Il n'y a que leur cri qui soit fatigant; mais si le falot crie la nuit, qui ne crie pas dans le jour ? Le petit peuple est naturellement braillard à l'excès: il pousse sa voix avec une discordance choquante. On entend de tous côtés des cris rauques, aigus, sourds. Voilà le maquereau qui n'est pas mort; il arrive ! il arrive! Des harengs qui glacent, des harengs nouveaux! Pommes cuites au four. Il brûle! il brúle! Ce sont des gâteaux froids. Voilà le plaisir des dames! voilà le plaisir ! C'est du croquet.
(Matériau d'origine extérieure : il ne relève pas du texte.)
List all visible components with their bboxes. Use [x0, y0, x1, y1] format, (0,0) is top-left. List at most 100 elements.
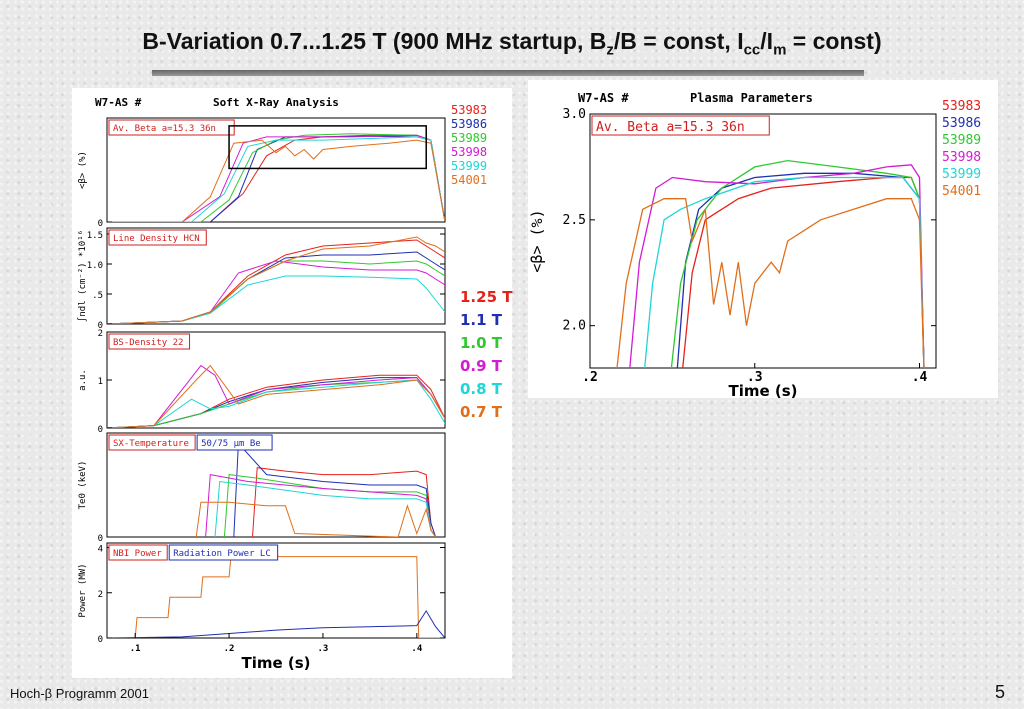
- label-box-2: [168, 544, 279, 561]
- legend-entry-53989: 53989: [451, 131, 487, 145]
- series-line-53998: [107, 364, 445, 428]
- series-group: [107, 556, 445, 638]
- plot-frame: [106, 117, 446, 223]
- label-box-text: NBI Power: [113, 549, 162, 559]
- figure-header-left: W7-AS #: [578, 91, 629, 105]
- y-axis-label: Te0 (keV): [78, 461, 88, 510]
- y-tick-label: 3.0: [563, 107, 586, 122]
- y-tick-label: 4: [98, 545, 103, 555]
- series-line-53999: [107, 275, 445, 324]
- chart-panel: 2.0 2.5 3.0 .2 .3 .4 Av. Beta a=15.3 36n <β> (%…: [528, 91, 981, 398]
- y-tick-label: 0: [98, 425, 103, 435]
- plot-frame: [106, 432, 446, 538]
- x-tick-label: .4: [912, 370, 928, 385]
- x-tick-label: .3: [318, 644, 329, 654]
- chart-panel: 0 Av. Beta a=15.3 36n <β> (%) W7-AS # Soft X…: [78, 96, 487, 229]
- y-tick-label: .5: [92, 291, 103, 301]
- legend-entry-53983: 53983: [451, 103, 487, 117]
- series-line-53998: [107, 134, 445, 222]
- legend-entry-53999: 53999: [942, 167, 981, 182]
- label-box-2-text: Radiation Power LC: [173, 549, 271, 559]
- label-box: [108, 544, 168, 561]
- series-line-54001: [107, 236, 445, 324]
- footer-text: Hoch-β Programm 2001: [10, 686, 149, 701]
- y-tick-label: 1.0: [87, 261, 103, 271]
- title-rule: [152, 70, 864, 76]
- legend-entry-54001: 54001: [451, 173, 487, 187]
- x-tick-label: .2: [224, 644, 235, 654]
- y-axis-label: Power (MW): [78, 563, 88, 617]
- legend-entry-53998: 53998: [451, 145, 487, 159]
- right-figure-svg: 2.0 2.5 3.0 .2 .3 .4 Av. Beta a=15.3 36n <β> (%…: [528, 91, 981, 398]
- legend-entry-53989: 53989: [942, 133, 981, 148]
- label-box-text: Av. Beta a=15.3 36n: [113, 124, 216, 134]
- page-number: 5: [995, 682, 1006, 702]
- label-box-text: Av. Beta a=15.3 36n: [596, 120, 745, 135]
- legend-entry-53998: 53998: [942, 150, 981, 165]
- figure-header-right: Soft X-Ray Analysis: [213, 96, 339, 109]
- legend-entry-53986: 53986: [942, 116, 981, 131]
- y-tick-label: 1: [98, 377, 103, 387]
- right-figure-panel: 2.0 2.5 3.0 .2 .3 .4 Av. Beta a=15.3 36n <β> (%…: [528, 80, 998, 398]
- y-axis-label: <β> (%): [78, 151, 88, 189]
- y-tick-label: 0: [98, 635, 103, 645]
- legend-entry-53986: 53986: [451, 117, 487, 131]
- legend-entry-53999: 53999: [451, 159, 487, 173]
- series-group: [195, 442, 437, 537]
- x-tick-label: .3: [747, 370, 763, 385]
- figure-header-left: W7-AS #: [95, 96, 142, 109]
- label-box: [108, 229, 207, 246]
- series-line-53999: [107, 379, 445, 428]
- chart-panel: 0 SX-Temperature 50/75 μm Be Te0 (keV): [78, 432, 446, 544]
- series-line-NBI: [107, 556, 445, 638]
- series-group: [616, 159, 925, 368]
- series-line-53989: [670, 159, 925, 368]
- y-tick-label: 0: [98, 534, 103, 544]
- series-line-53999: [214, 480, 437, 537]
- y-axis-label: ∫ndl (cm⁻²) *10¹⁶: [77, 230, 88, 322]
- figure-header-right: Plasma Parameters: [690, 91, 813, 105]
- series-line-53989: [107, 133, 445, 222]
- label-box-2: [196, 434, 273, 451]
- series-line-54001: [195, 501, 437, 537]
- legend-entry-53983: 53983: [942, 99, 981, 114]
- y-tick-label: 0: [98, 321, 103, 331]
- left-figure-svg: 0 Av. Beta a=15.3 36n <β> (%) W7-AS # Soft X…: [77, 96, 487, 672]
- series-group: [107, 133, 445, 222]
- plot-frame: [106, 542, 446, 639]
- series-line-53983: [107, 239, 445, 324]
- chart-panel: 0 .5 1.0 1.5 Line Density HCN ∫ndl (cm⁻²) *10…: [77, 227, 446, 331]
- y-tick-label: 2: [98, 329, 103, 339]
- legend-entry-54001: 54001: [942, 184, 981, 199]
- series-line-54001: [107, 364, 445, 428]
- label-box-2-text: 50/75 μm Be: [201, 439, 261, 449]
- y-tick-label: 2.0: [563, 319, 586, 334]
- left-figure-panel: 0 Av. Beta a=15.3 36n <β> (%) W7-AS # Soft X…: [72, 88, 512, 678]
- series-line-53999: [107, 136, 445, 222]
- y-tick-label: 0: [98, 219, 103, 229]
- y-tick-label: 2.5: [563, 213, 586, 228]
- series-line-54001: [107, 139, 445, 222]
- y-tick-label: 1.5: [87, 231, 103, 241]
- plot-frame: [589, 113, 937, 369]
- label-box-text: SX-Temperature: [113, 439, 189, 449]
- series-line-53986: [107, 135, 445, 222]
- x-tick-label: .2: [582, 370, 598, 385]
- y-tick-label: 2: [98, 590, 103, 600]
- label-box: [591, 115, 770, 136]
- chart-panel: 0 2 4 .1 .2 .3 .4 NBI Power Radiation Power LC Po…: [78, 542, 446, 672]
- series-line-53998: [629, 164, 925, 368]
- y-axis-label: a.u.: [78, 369, 88, 391]
- x-axis-label: Time (s): [241, 654, 310, 672]
- series-group: [107, 364, 445, 428]
- label-box: [108, 119, 235, 136]
- x-axis-label: Time (s): [728, 382, 797, 398]
- series-line-54001: [616, 198, 925, 368]
- series-line-53998: [107, 260, 445, 324]
- y-axis-label: <β> (%): [528, 209, 546, 272]
- series-line-53983: [107, 134, 445, 222]
- series-line-53999: [644, 176, 925, 368]
- label-box: [108, 333, 191, 350]
- series-line-53983: [682, 176, 925, 368]
- slide-title: B-Variation 0.7...1.25 T (900 MHz startu…: [142, 28, 882, 59]
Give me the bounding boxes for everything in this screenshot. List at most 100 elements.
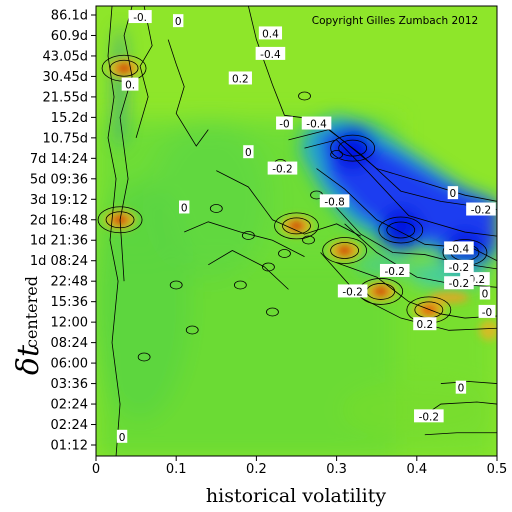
warm-spot — [419, 303, 438, 316]
contour-loop-small — [278, 249, 291, 258]
contour-label-text: -0.2 — [449, 278, 470, 290]
contour-label: 0 — [455, 380, 467, 395]
contour-loop — [105, 211, 135, 229]
y-tick-label: 5d 09:36 — [30, 172, 88, 187]
y-tick-label: 1d 21:36 — [30, 234, 88, 249]
contour-label-text: -0.2 — [342, 286, 363, 298]
contour-label-bg — [228, 71, 252, 85]
plot-area: -0. 0 0.4 -0.4 0.2 0. -0 -0.4 0 -0.2 -0.8 0 -0.2 0 -0.… — [96, 6, 497, 456]
contour-line — [107, 6, 121, 456]
contour-label-bg — [276, 116, 293, 130]
hot-spot-core — [292, 222, 301, 229]
y-tick-label: 3d 19:12 — [30, 193, 88, 208]
contour-label-bg — [479, 286, 491, 300]
contour-label-bg — [267, 161, 298, 175]
y-tick-label: 43.05d — [43, 49, 88, 64]
contour-loop — [274, 212, 319, 240]
contour-label-bg — [121, 77, 139, 91]
y-axis-label-sub: centered — [22, 276, 41, 348]
contour-label-text: -0.2 — [384, 266, 405, 278]
contour-label-bg — [243, 145, 254, 159]
contour-label-text: -0 — [482, 307, 492, 319]
contour-loop-small — [169, 280, 183, 290]
x-axis-ticks: 0 0.1 0.2 0.3 0.4 0.5 — [92, 456, 507, 477]
contour-line — [184, 221, 305, 257]
contour-label: 0.2 — [228, 71, 252, 85]
contour-line — [316, 168, 497, 262]
contour-loop — [322, 237, 368, 264]
contour-label: -0.4 — [444, 241, 474, 255]
contour-line — [320, 252, 497, 331]
contour-label-text: 0.4 — [262, 28, 279, 40]
contour-loop-small — [302, 235, 315, 245]
contour-label: 0 — [447, 186, 459, 200]
contour-label: -0. — [128, 10, 152, 24]
contour-line — [119, 6, 133, 282]
contour-label-bg — [116, 429, 128, 443]
contour-label-text: -0. — [133, 12, 147, 24]
y-tick-label: 2d 16:48 — [30, 213, 88, 228]
contour-label-text: 0.2 — [416, 319, 433, 331]
contour-label: -0.8 — [319, 194, 350, 208]
contour-label: 0.2 — [413, 317, 437, 331]
contour-line — [424, 432, 497, 436]
hot-spot-core — [120, 65, 129, 72]
contour-label: -0.2 — [337, 284, 368, 298]
contour-loop-small — [262, 262, 275, 272]
contour-label-bg — [455, 380, 467, 394]
contour-label: -0.2 — [444, 276, 474, 290]
y-tick-label: 21.55d — [43, 90, 88, 105]
contour-line — [288, 129, 497, 210]
contour-line — [216, 170, 361, 237]
contour-label-text: 0.2 — [232, 73, 249, 85]
y-tick-label: 02:24 — [51, 398, 88, 413]
contour-label-text: -0.8 — [324, 196, 345, 208]
contour-loop — [97, 206, 143, 234]
contour-line — [208, 250, 289, 290]
contour-label-text: -0.2 — [471, 205, 492, 217]
contour-line — [247, 6, 497, 202]
contour-label-bg — [337, 284, 368, 298]
contour-label-text: 0 — [458, 383, 465, 395]
contour-label: -0.4 — [255, 46, 286, 61]
contour-label: -0.2 — [379, 263, 410, 278]
contour-label-text: -0.2 — [419, 411, 440, 423]
y-axis-label: δt centered — [11, 276, 46, 375]
y-tick-label: 06:00 — [51, 357, 88, 372]
y-tick-label: 02:24 — [51, 418, 88, 433]
y-tick-label: 08:24 — [51, 336, 88, 351]
contour-label-text: -0.4 — [306, 119, 327, 131]
contour-label-bg — [319, 194, 350, 208]
contour-lines — [97, 6, 497, 456]
contour-label: 0 — [179, 200, 190, 214]
contour-label-text: -0.2 — [272, 164, 293, 176]
contour-label-bg — [478, 304, 496, 318]
plot-frame — [95, 5, 498, 457]
y-tick-label: 01:12 — [51, 439, 88, 454]
contour-line — [304, 139, 497, 237]
contour-loop-small — [330, 150, 344, 159]
y-tick-label: 1d 08:24 — [30, 254, 88, 269]
contour-loop-small — [241, 231, 255, 240]
contour-line — [428, 401, 497, 413]
y-tick-label: 86.1d — [51, 9, 88, 24]
y-tick-label: 15:36 — [51, 295, 88, 310]
contour-line — [167, 39, 209, 147]
x-tick-label: 0.3 — [326, 462, 347, 477]
y-tick-label: 15.2d — [51, 111, 88, 126]
contour-label: 0 — [243, 145, 254, 159]
contour-label: -0 — [478, 304, 496, 319]
contour-label: -0.2 — [444, 259, 474, 274]
y-axis-label-main: δt — [11, 344, 46, 375]
contour-loop — [386, 221, 416, 239]
contour-loop-small — [266, 307, 279, 317]
contour-loop — [330, 134, 376, 162]
contour-label-bg — [173, 14, 184, 28]
x-tick-label: 0.4 — [406, 462, 427, 477]
contour-line — [440, 381, 497, 384]
contour-label-bg — [379, 263, 410, 277]
contour-label-bg — [444, 259, 474, 273]
y-tick-label: 7d 14:24 — [30, 152, 88, 167]
x-tick-label: 0 — [92, 462, 100, 477]
contour-label-text: -0.4 — [260, 49, 281, 61]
A la barque, à la barque ; à l'écailler! Ce sont des huîtres. Portugal! Portugal! Ce sont des oranges.

Joignez à ces cris les clameurs confuses des fripiers ambulants, des vendeurs de parasols, de vieille ferraille, des porteurs d'eau. Les hommes ont des cris de femmes, et les femmes des cris d'hommes. C'est un glapissement perpétuel; et l'on ne saurait peindre le ton et l'accent de cette pitoyable criaillerie, lorsque toutes ces voix réunies viennent à se croiser dans un carrefour.

Le ramoneur et la marchande de merlans chantent encore ces cris discordants en songe quand ils dorment, tant l'habitude leur en fait une loi.

Non jamais le peuple Parisien n'a connu la douce euphonie ; et son oreille incessamment déchirée et non révoltée, est la plus étrangère à toute expression musicale. Aussi dans les spectacles n'a-t-il point de sentiment de la mélodie et le plus souvent même de l'harmonie. Et puisque nous sommes à citer des mots grecs, l'euthymie ne lui appartient pas plus que la connaissance de la bonne musique; mais il rencontre quelquefois l'eutrapélie.

Voilà trois phrases qui sentent bien le pédant, dira-t-on. Pardonnez, lecteur ; je sors de converser avec un traducteur des Grecs, qui vit dans l'ancienne Athènes, et qui ne veut pas connaître mon Paris. Je lui renvoie sa balle à l'article Falots.